MySQL is better in scalling-out (Several low-cost machines working together), then in scalling-up (SMP, expensive hardware). Good stuff. I like this approch. For us the most interesting was MySQL cluster. My question was: Is it ready for the enterprise and the answer was Boing is using it, which sounds mostly like yes. Good :)
Other interesting gems: the engine type (MyISAM, InnoDB, Memory) can be changed on per table base. Good. Indexes can be on separate disk/partition from the data. Good. We need to wait for MySQL 5.2 for better japanese support (full text search etc.) MySQL 5.0 finally have the big boys toys - views, triggers etc.

PostgreSQL

Using the install with default settings is bad. These setting are for the low-spec machines. What to optimize?

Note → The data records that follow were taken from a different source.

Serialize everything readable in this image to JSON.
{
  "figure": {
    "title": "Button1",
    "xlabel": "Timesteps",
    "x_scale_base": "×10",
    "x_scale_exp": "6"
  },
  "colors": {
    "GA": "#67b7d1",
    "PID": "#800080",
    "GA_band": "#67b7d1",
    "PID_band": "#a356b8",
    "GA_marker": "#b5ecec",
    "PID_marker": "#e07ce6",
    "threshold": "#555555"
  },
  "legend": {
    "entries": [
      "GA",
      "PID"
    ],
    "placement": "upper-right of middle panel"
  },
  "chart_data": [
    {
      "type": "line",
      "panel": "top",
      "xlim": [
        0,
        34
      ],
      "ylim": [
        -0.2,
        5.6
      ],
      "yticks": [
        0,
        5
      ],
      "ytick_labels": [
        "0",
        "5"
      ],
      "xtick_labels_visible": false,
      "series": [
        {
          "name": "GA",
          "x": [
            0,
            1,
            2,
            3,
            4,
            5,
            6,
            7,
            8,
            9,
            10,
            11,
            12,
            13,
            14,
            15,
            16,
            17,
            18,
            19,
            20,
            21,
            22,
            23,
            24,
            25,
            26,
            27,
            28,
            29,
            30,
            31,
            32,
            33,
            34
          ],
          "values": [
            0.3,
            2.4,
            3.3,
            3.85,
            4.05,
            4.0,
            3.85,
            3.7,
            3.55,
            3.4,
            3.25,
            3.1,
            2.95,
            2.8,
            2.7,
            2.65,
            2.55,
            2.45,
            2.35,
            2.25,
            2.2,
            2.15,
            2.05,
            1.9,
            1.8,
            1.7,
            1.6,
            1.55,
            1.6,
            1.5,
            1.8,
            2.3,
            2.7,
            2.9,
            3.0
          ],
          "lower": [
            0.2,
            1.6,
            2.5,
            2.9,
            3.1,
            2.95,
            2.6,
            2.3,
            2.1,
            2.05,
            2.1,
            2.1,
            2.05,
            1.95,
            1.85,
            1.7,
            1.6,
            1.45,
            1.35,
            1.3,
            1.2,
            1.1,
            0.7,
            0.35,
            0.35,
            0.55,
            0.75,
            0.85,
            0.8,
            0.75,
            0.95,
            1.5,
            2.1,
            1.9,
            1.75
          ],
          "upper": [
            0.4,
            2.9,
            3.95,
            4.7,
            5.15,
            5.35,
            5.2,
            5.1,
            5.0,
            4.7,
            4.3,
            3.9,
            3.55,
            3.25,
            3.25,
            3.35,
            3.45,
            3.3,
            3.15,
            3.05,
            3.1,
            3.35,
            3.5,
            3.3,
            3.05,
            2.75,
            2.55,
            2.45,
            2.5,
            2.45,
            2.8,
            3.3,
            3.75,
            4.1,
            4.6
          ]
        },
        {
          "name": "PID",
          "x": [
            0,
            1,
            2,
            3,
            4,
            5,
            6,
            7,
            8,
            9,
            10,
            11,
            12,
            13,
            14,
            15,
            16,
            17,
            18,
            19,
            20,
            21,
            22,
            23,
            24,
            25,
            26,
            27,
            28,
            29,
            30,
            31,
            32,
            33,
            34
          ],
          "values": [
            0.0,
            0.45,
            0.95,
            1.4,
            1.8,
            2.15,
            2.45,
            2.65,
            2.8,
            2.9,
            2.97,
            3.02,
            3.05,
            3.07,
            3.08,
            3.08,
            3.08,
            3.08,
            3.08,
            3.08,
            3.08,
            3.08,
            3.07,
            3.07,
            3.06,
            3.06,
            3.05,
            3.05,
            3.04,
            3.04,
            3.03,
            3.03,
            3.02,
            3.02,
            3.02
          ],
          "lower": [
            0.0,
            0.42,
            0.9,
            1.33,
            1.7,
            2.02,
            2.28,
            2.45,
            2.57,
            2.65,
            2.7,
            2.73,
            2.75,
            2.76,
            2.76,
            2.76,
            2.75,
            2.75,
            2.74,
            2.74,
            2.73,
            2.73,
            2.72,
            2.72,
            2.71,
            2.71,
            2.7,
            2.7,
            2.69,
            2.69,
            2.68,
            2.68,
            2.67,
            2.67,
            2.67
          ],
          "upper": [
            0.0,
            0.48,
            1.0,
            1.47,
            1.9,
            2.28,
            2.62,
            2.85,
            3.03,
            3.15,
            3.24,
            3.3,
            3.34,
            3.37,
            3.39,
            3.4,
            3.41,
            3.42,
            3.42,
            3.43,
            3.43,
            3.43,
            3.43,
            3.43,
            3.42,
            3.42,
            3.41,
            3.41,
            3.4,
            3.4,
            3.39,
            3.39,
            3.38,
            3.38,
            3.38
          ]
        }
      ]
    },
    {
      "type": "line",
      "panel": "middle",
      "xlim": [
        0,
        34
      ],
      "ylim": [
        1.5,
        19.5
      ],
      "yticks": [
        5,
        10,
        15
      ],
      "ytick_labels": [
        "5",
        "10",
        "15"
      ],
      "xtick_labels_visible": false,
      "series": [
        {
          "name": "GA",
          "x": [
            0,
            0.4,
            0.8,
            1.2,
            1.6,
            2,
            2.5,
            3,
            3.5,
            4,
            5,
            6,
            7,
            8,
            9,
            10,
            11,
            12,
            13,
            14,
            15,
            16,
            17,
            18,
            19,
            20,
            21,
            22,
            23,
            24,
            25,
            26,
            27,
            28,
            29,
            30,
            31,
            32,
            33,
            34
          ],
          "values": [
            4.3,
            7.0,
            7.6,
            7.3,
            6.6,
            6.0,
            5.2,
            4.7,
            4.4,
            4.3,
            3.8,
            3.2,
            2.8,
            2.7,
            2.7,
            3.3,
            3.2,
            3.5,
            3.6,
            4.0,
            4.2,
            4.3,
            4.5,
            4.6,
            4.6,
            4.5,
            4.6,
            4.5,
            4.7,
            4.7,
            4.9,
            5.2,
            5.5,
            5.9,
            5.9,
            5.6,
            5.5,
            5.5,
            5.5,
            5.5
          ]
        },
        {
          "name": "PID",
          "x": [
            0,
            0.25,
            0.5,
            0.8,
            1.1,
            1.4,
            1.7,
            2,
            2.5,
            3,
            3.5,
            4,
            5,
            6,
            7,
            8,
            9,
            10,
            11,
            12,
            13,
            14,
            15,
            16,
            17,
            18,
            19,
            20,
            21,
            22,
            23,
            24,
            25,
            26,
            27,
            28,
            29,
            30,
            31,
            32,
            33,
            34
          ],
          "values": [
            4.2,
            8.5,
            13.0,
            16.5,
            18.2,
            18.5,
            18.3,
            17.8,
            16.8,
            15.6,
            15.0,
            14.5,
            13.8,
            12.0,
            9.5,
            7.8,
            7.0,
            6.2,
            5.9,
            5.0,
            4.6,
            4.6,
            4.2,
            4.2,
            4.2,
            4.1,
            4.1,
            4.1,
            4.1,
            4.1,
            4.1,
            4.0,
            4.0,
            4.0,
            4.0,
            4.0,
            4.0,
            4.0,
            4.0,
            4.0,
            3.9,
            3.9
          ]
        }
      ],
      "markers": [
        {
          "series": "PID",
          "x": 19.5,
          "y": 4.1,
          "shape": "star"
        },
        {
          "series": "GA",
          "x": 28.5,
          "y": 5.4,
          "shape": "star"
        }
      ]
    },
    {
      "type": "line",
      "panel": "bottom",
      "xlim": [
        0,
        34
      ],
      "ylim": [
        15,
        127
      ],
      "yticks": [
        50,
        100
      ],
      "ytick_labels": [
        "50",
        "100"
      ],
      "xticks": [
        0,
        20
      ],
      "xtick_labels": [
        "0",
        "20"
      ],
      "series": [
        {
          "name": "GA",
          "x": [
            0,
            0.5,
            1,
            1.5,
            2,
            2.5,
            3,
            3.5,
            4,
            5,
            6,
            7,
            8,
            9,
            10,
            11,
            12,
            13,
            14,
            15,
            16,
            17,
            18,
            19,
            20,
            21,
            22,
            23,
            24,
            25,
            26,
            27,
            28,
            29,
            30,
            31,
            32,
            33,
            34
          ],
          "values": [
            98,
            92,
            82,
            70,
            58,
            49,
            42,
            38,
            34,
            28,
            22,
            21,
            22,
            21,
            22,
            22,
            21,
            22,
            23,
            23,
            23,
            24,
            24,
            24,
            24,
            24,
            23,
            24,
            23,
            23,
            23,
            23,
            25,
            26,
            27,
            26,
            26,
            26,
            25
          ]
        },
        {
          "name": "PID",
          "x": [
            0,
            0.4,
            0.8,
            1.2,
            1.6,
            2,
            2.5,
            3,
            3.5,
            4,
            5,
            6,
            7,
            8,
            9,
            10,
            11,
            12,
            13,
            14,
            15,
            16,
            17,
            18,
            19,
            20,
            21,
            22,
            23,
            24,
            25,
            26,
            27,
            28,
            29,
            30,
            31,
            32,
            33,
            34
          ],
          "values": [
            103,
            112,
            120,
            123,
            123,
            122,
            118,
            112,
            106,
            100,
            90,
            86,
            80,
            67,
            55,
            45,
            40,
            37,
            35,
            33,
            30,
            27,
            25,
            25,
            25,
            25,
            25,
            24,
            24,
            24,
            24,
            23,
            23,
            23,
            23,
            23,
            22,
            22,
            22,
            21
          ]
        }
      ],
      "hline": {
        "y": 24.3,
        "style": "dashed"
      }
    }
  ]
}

  • Change default settings
# shared buffers
shared_buffers=16000
# transaction log buffer (default is 8)
wal_buffers=32
# writer process (background process, handling durty pages)
bgwriter_delay=200
bgwriter_maxpages=4 (default is 100)
# checkpoint segments - reset transaction log and flush all durty pages to the disk)
checkpoint_segments=16 (default is 3)
  • Separate index and data (use create tablespace)
  • Good choice for file system is ext3. In fact ext2 also can do the job. Because we already have transaction log, there is no need of journaling.
/dev/sda1  /disk1  ext3  noatime  1  2
  • Use VACUUM: vacuumdb, pg_autovacuum

For benchmarking can be used the pgbench utility. pgbench -S for measuring throughput.

For me the PostgreSQL scaling seems more difficult then the MySQL one. Some pointers:

  • pgpool (used mostly in Japan) and Slony-I (outside of JP) can be used for replication
  • DRDB + Heartbeat for High Availability
  • Can be used very expansive shared SCSI disks.
  • PGCluster - formed from 5 machines. Provide HA.